Has the work improved?

In a class of 22, I would say that there were 2 or 3 students who have struggled with the technology aspect of this project. The workflows used are relatively simple, but they do take some getting used to and the students involved had less developed motor skills and organizational skills than the other students.

For the rest of the class, I have noticed that the overall trend is that the level of effort they put in to work has increased and their attainment, or actual academic level, has moved along with this. The use of technology has masked totem the fact that we have handled material way beyond the expected level. The great thing about having a device like the iPad in the classroom is that it has made them realize that no problem is insurmountable.

See Also: 6 Ways To Have A Paperless Classroom

If I ask them something they don’t know, they look it up, if they come across a word they’re unsure of, they look it up. If they need to know how to make the app they’re using do smoothing, they ask their friends or they look it up. My students are more independent as a result of this experiment and yet at the same time I am able to spend more individual time with them discussing ideas and problems.

The summary so far…

evernote new versionEvernote, the related apps and then the iPad in general have allowed my students to produce more varied work than they would have without it. There notes are organised, unlike their exercise books. There is far less missing work, there are no missed deadlines and they feel that this work is more important to them.

In this 6 week block just gone by they have been studying poetry. They have looked at incredibly challenging material, ranging from identifying the key aspects of a Shakespearean sonnet, right through to studying and comparing poems by Langston Hughes. They have annotated poems online, created a glossary of poetic terms, a video poem of one of Hughes’ poems, an eBook of their favorite poems which they have designed and illustrated, as well as curating notes on how to begin the process of analysing poetry and examples of them having a go at the very challenging task.

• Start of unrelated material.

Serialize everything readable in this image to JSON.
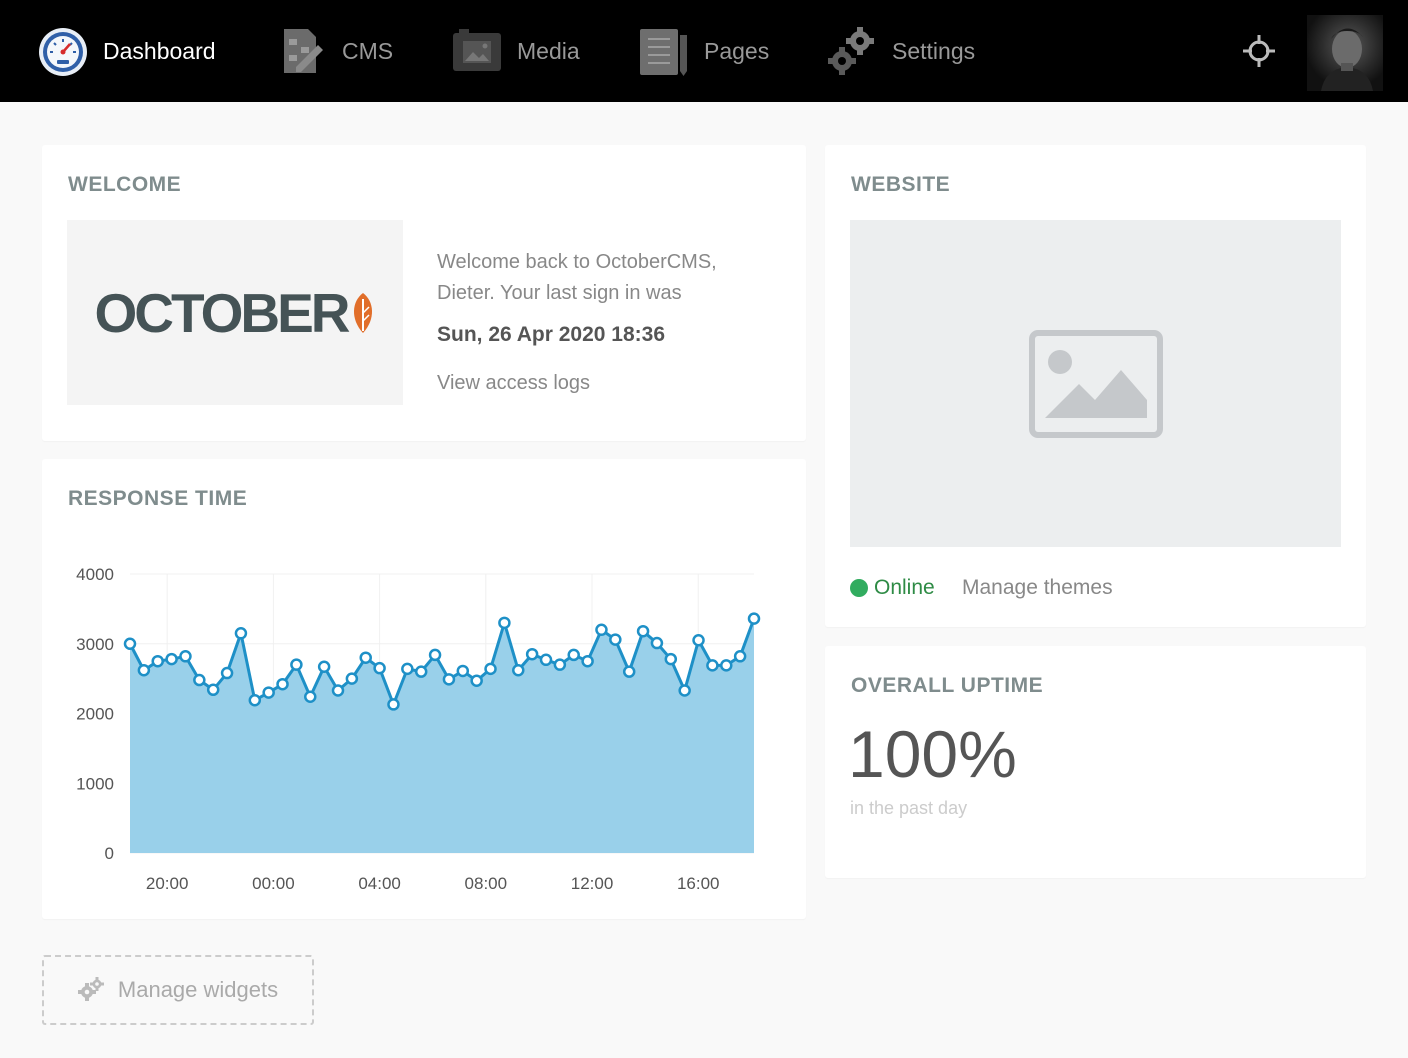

As I have already mentioned, much of this work is beyond their years in terms of complexity and subtlety and yet their grades have either maintained the level they were at, or gone up; none have floundered. Do I think that the technology has facilitated them accessing more complex material in a meaningful way? Unreservedly.

What’s next?

In this next four week period these same students will continue in this trial. I will collect data from them about their own perception of how their learning has been challenged/improved and how they would hope to progress from this point. They will be studying A Midsummer Night’s Dream, which they will read as an iBook. They will continue to curate their notes in Evernote, but in this second half of the trial I hope to challenge them to use a wider variety of apps, come to me with their own recommendations, and maintain the high standard of curation that they have started. I hope to address the difficulty of marking, so that I can feedback in a wider variety of ways and I hope to continue to produce work in as many different mediums as possible. Already they have created a short film of the opening of the play using Puppet Pals, and I’m looking forward to seeing how things progress

 


Comments

  1. Adam

    Your article is informative and potentially powerful but it loses its impact because you made so many grammatical errors and typos. Proofread.

    • Ross Crockett

      Thanks for letting me know, Adam. I agree, typos do take away from the impact of an article—that’s why I copyedit and proof all our original work. However, I would respectfully suggest that this is something that you may want to reach out to with the original author Adam Webster, who wrote the article for Edudemic and that we merely shared. You’ll find the link to the original source at the top of the article after the opening comments. Thanks for your interest in the blog!